Por fim, é preciso reverter a extinção de todas as políticas que davam sustentação às famílias, no combate à fome e a insegurança alimentar e nutricional. Algumas delas são: a política de estoque regulador de alimentos, a criação de crédito e incentivos fiscais para a agricultura familiar, a retomada do Programa de Aquisição de Alimentos (PAA) e do Programa Nacional de Alimentação Escolar (Pnae).
5. Qual a responsabilidade do governo Federal?
O Governo Federal é o principal responsável pela crise socioeconômica e política que o Brasil está passando, por meio da adoção de inúmeras medidas desestruturantes, dentre as quais se destacam a Emenda Constitucional nº 95 (conhecida como Teto dos Gastos), as reformas trabalhista e previdenciária, a autonomia do Banco Central, a extinção da política de valorização do salário mínimo e o fim de programas importantes como o de aquisição de alimentos.
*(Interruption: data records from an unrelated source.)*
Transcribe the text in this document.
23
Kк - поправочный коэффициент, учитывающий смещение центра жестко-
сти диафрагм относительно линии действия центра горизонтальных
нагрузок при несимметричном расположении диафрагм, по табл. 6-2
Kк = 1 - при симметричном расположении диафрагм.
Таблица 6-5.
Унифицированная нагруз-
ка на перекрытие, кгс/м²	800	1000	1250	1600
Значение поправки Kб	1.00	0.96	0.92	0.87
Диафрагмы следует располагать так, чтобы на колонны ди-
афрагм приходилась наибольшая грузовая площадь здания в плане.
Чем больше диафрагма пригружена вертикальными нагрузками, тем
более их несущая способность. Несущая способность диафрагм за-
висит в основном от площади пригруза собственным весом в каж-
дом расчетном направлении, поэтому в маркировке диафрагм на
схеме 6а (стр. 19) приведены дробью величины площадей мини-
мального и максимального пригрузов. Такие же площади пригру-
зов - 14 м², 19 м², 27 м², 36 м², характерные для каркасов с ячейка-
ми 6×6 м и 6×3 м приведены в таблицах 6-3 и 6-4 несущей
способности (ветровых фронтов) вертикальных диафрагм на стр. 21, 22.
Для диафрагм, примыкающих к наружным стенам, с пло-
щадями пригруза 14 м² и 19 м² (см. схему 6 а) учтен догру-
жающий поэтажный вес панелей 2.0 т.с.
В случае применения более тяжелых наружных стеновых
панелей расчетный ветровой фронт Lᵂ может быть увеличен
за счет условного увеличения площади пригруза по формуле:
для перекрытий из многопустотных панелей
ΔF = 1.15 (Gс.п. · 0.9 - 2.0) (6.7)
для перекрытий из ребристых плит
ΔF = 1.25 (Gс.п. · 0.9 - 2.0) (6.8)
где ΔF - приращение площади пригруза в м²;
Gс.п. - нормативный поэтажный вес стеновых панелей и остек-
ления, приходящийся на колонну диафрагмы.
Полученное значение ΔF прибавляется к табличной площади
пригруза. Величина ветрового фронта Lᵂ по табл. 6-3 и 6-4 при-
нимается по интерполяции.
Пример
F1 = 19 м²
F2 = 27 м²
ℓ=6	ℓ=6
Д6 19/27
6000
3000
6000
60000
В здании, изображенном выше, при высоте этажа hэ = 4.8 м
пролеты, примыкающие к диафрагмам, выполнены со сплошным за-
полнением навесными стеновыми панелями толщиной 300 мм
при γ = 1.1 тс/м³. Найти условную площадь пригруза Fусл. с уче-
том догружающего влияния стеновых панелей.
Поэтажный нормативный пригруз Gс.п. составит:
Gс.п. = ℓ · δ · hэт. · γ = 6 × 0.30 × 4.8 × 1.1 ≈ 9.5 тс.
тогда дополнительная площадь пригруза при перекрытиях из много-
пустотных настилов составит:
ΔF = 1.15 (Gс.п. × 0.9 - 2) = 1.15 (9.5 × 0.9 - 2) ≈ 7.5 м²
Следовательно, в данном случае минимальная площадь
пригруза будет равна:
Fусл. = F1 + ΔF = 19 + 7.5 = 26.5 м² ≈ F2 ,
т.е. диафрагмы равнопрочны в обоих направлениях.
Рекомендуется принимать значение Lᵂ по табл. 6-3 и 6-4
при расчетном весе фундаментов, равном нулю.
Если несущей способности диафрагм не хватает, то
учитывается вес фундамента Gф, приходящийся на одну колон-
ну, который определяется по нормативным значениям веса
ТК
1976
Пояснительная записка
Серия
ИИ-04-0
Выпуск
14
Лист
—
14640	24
Assim, as condições de vida, de trabalho e acesso aos alimentos da maioria das famílias brasileiras vêm se degradando e pioraram muito com a pandemia da COVID 19, a partir de março de 2020, mas não surgiram nesse período mais recente.
Na verdade, a pandemia agravou um quadro de crescimento de brasileiros vivendo com insegurança alimentar e fome ao se sobrepor às crises política, econômica e social, que já existiam no país e vem se acelerando desde o ano de 2015. Conforme assinala a Rede Penssan: “nesse contexto trágico, as desigualdades se aprofundaram e a fome volta ao cenário nacional como um problema social de dimensões nacionais e não mais restrito a grupos historicamente vulneráveis, em regiões específicas”.
6. Qual a responsabilidade do governo de Sergipe diante deste cenário?
O governo do estado tem responsabilidade compartilhada com o ente Federal, tanto na piora das condições de vida de sua população, quanto na adoção de medidas que busquem sanar ou reduzir o problema. Isso ocorre, quando o ente estadual adota as mesmas medidas político-administrativas e econômicas do Governo central para a sua região. Entretanto, mesmo quando difere o seu planejamento econômico e político administrativo, ainda assim depende de transferências e repasses de recursos do plano nacional, sofrendo com a ausência de políticas públicas, sobretudo, na área social, que vem sendo extintas ou inviabilizadas por um corte muito significativo de financiamento.